Customer data security is our highest priori- ha ha ha whatever, suckers
Shadow IT casts its darkness over us all
Something for the Weekend, Sir? I would like it to be known that mine is bigger than yours. And yours is bigger than everyone else's. Only losers waste their time with small. We do big.
The IT industry is notably keen on letting us know that everything they do is big, especially when it comes to data security breaches. Cyber-attacks on individuals are never reported and small-time identity theft isn't of much interest to anyone.
Oh no, we much prefer those events labelled as "unprecedented" and "biggest ever", even when initial estimates of the vast numbers of people affected and immense financial sums involved are invariably superseded by considerably more conservative figures.
And so it was with the great Tesco Bank's loss of billions of pounds from some 20,000 user accounts last week... a wild estimate subsequently revised to a relatively dull £2.5m and 9,000 users.
Each time NASA or some other American agency is hacked from abroad, as they seem to be on a monotonously frequent basis if they are to believed, hints are dropped about organised crime in Russia or Chinese government-backed interference. Yes, after months of investigation by armies of spooks, it usually turns out each hack was conducted without malice by an acne-ridden bloke in his early 20s living with his mum in Barnsley.
Bigging-up is just human nature. Jack the Ripper, we're led to believe, was a toff wearing a top hat and carrying a Gladstone bag. He must have been posh and have had medical training to do what he did, you see. He may even have been a member of the royal family.
Yeah, right. Bollocks.
They say this about every serial killer – right up until the moment the police collar the offender, whereupon he turns out to be an ordinary labourer or lorry driver. The reason Jack the Ripper has never been unmasked is certainly because he was a humble cretin no one's heard of.
"There's no doubt that this was a hugely sophisticated, coordinated and advanced attack," says Nigel Hawthorn, chief European spokesperson at Skyhigh Networks, in relation to the Tesco Bank attack. He may be right but in the light of experience, I would like to express that there is a doubt.
Once the commentators have bigged-up the crimes, the affected organisations feel compelled to big-up their public relations response. Usually this takes the form of a statement along the lines of: "The security of our customer accounts is our highest priority."
Yeah, right. Bollocks.
If customer security was their highest priority, this would mean making a whacking great profit from their customers would be secondary. Yet these companies continue to lose customer data with wild abandon while continuing to be obscenely profitable.
It's like when airline companies say: "The safety of everyone on board is our highest priority." If that was even remotely true, we'd be provided with a silk parachute, Scuba gear and a distress beacon under each seat, not some plastic waistcoat and a fucking whistle.
And don't get me started on how bosses in finance gang up on lowly customers whenever it suits them. One of my major clients suffered a data breach in its PAYE system a few years ago and blandly informed its affected employees that their entire digital identities had been pilfered by unknown persons and that they should cancel all their credit cards and change all their passwords.
There, obligation met in full. Now get back to work, underlings.
I was in the office when one of these employees received the email.
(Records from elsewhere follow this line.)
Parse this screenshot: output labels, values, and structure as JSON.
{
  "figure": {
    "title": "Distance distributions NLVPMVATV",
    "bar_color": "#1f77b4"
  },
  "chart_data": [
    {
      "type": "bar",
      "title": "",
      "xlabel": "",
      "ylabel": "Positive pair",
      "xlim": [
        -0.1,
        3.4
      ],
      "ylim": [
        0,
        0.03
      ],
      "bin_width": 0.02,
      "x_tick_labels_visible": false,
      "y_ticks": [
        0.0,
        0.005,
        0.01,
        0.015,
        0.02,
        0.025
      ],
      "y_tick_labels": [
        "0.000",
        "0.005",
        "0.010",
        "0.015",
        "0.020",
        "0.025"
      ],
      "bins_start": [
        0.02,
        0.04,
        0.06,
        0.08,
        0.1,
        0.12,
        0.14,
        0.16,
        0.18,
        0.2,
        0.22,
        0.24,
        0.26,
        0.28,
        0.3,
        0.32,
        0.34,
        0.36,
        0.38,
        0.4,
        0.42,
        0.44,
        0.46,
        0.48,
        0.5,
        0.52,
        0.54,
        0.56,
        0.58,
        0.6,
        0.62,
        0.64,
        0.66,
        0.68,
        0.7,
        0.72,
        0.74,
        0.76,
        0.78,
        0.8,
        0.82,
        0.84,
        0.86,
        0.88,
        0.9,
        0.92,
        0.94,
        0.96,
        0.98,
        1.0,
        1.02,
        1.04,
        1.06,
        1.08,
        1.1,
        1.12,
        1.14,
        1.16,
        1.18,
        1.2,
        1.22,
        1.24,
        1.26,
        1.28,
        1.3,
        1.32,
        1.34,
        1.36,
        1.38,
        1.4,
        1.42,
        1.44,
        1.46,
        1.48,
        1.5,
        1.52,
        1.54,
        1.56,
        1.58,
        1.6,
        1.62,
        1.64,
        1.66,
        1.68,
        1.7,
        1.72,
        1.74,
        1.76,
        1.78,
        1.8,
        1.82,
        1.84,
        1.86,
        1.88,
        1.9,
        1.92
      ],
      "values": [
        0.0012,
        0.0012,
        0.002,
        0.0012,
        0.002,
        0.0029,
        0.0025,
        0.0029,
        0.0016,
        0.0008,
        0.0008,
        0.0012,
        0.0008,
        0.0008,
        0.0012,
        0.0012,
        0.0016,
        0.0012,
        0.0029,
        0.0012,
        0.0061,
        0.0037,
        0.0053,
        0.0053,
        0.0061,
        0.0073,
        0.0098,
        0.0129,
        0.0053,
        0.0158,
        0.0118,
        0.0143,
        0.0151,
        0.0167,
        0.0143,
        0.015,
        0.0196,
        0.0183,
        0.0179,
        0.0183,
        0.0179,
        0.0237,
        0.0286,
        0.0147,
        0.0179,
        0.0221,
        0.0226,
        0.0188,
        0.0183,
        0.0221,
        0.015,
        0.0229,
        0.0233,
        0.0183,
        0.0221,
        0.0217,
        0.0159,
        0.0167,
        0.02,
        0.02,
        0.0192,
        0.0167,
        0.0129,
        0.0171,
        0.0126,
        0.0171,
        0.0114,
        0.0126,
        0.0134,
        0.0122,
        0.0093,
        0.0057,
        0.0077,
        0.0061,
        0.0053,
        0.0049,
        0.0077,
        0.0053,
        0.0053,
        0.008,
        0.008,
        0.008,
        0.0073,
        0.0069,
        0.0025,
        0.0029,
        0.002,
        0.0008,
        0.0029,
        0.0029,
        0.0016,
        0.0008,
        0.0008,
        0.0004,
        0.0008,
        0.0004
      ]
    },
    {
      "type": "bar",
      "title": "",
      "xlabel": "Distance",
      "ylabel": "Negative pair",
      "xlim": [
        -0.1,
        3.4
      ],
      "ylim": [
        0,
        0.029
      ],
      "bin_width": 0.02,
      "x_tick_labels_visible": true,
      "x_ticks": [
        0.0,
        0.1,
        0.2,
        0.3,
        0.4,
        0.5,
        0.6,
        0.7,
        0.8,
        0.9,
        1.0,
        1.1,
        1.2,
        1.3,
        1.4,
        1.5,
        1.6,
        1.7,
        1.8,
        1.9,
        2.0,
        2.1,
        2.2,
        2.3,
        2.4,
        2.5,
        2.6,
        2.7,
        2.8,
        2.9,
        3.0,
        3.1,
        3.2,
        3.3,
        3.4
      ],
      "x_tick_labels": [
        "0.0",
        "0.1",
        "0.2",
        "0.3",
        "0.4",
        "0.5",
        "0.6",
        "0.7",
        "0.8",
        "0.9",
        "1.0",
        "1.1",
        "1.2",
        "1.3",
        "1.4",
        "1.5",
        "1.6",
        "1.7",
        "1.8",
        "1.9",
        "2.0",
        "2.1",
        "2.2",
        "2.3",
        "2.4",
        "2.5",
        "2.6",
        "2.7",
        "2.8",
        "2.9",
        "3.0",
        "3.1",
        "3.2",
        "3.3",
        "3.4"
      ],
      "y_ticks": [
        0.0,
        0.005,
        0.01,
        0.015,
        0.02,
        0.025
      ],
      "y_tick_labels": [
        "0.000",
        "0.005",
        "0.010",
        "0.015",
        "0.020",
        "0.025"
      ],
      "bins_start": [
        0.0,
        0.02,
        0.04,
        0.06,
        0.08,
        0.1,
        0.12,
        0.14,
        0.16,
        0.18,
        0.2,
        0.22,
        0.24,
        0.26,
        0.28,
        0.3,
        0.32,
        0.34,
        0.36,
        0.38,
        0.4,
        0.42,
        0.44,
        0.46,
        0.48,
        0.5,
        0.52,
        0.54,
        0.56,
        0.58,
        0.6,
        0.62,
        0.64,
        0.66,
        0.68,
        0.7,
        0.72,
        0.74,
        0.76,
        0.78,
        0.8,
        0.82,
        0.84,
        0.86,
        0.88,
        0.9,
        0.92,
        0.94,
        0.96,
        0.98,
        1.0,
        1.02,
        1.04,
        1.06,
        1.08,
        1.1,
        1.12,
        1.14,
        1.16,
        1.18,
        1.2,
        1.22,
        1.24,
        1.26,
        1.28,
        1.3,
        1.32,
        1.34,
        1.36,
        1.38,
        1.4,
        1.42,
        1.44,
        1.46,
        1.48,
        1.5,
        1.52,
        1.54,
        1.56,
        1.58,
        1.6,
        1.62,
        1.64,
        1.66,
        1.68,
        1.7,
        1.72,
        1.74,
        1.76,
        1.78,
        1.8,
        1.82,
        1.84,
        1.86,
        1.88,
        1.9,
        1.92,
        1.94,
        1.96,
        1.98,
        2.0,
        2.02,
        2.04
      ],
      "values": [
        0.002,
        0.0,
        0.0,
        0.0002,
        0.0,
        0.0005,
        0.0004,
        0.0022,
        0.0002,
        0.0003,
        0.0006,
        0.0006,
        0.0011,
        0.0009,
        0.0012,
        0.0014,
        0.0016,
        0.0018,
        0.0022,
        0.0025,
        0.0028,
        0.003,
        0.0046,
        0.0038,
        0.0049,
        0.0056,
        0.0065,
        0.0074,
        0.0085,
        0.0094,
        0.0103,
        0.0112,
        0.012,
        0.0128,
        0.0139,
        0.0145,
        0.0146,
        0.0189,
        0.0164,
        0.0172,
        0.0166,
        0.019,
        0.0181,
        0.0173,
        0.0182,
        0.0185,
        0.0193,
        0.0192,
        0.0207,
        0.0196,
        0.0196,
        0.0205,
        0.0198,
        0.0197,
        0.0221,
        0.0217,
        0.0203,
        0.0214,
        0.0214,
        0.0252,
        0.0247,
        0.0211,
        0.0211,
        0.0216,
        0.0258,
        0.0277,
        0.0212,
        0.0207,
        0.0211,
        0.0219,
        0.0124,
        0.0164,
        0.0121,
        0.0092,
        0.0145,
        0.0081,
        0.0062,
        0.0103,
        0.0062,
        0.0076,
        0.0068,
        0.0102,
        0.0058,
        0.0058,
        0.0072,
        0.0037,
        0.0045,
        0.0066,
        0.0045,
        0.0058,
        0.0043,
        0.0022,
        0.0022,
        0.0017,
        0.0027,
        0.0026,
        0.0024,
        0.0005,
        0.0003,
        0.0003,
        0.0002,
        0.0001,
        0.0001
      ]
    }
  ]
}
He immediately phoned his bank, which told him that because he was aware of the data breach before they were, any loss from that moment onwards would be his own fault, not theirs.
Each time there is a major hack of this type – every couple of days, by my estimate – a great deal of hot air is expended by commenters about how crap conventional logins and passwords are, which is true.
More recently, a new explanation has risen to the top of proposed causes of insecurity within large organisations: "shadow IT".
Unfortunately, "shadow IT" sounds cool. That's because shadows are dark. It evokes the dark side of the Force, the Dark Side of the Moon or whatever. For me, "shadow" is forever reminiscent of SHADO, the ultra-funky protectors of the Earth from the UFO threat in the futuristic 1980s.
For those unaware of this latest jargon, "shadow IT" is when people bring their own unsupported gadgets to work and install their own dodgy software.
Yes, I know this used to be called "BYOD" and was supposed to be a good thing but apparently it is now bad again. It turns out that bosses have now decided that forcing their employees to buy their own kit and plug it straight into their steaming cesspit of IT insecurity might risk compromising their non-existent data protection safeguards. Who knew, eh?
But can you blame the employees? My experience of working on contract within large organisations is that even the most basic IT procurement is a black hole so deep and impenetrable that it makes "shadow IT" seem positively effulgent.
I remember an occasion when a team request was submitted to purchase five licences of a screen grabbing utility costing $10 per desk. Two months later, the team was still awaiting approval.
In the meantime, I purchased and installed my own copy of a much better and more expensive utility, and added the cost to the bottom of my invoice, which was settled as usual.
So there you go, I am an "shadow IT" culprit myself and, although I no longer live with my mum, my darkness obsession may yet be revealed as the cause of the next world's biggest data theft.
Is it my fault that dark is cool? I defy you to convince me otherwise. Ah well, it's just money.